Tongaat’s voluntary business rescue left the primary sugar cane value chain in a precarious state and caused uncertainty for growers supplying their harvests to Tongaat’s sugar mills, he said.
“These hardships were exacerbated by the decision of the business rescue practitioners to challenge the legal validity of the financial obligations – more than R900 million – owed by Tongaat Hulett to the industry body.”
African Farming has previously reported that according to the wider primary sugar cane value chain and the Durban high court, Tongaat is liable for these financial obligations in terms of the Sugar Industry Act (9 of 1978) and the Sugar Industry Agreement (1994).
It has also been previously reported that Tongaat’s business rescue practitioners and Vision are likely to approach the court for leave to appeal the previous judgement maintaining Tongaat’s liability for these financial obligations.

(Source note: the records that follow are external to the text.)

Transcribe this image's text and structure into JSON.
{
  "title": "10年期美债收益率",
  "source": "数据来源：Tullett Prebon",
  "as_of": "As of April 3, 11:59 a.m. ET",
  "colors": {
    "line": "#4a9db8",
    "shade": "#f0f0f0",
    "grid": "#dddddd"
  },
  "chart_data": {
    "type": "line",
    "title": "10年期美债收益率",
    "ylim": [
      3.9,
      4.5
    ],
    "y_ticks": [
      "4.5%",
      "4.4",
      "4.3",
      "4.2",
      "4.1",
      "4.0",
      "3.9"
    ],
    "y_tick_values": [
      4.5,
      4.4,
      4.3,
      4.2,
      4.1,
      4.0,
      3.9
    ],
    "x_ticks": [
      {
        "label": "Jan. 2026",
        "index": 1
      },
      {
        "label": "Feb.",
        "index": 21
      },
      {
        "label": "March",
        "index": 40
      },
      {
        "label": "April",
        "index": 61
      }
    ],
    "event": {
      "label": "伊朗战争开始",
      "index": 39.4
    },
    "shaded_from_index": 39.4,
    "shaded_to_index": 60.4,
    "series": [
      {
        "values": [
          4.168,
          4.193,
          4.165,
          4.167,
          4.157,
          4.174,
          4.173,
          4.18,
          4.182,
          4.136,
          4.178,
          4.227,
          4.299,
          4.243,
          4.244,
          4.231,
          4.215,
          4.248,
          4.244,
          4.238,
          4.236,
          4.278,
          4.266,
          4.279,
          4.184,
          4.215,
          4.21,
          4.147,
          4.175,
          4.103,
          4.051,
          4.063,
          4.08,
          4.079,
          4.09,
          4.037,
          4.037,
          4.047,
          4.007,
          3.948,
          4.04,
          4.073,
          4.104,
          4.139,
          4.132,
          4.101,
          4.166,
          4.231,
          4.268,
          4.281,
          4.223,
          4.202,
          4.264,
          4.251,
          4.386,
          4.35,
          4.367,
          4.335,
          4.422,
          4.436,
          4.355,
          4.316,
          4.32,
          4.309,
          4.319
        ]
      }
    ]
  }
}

Russell said: “The Vision group has yet to commit to payment of outstanding levies before any appeals of the [Durban high court’s] declarator order have been exhausted, leaving open the possibility of further costly and time-consuming litigation”. At the time of publication, African Farming had not yet received statements from SASA and another South African sugar cane miller, RCL Foods, in response to the formal adoption of Vision’s business rescue plan for Tongaat. SASA and RCL Foods have previously been litigants against Tongaat Hulett and its business rescue practitioners.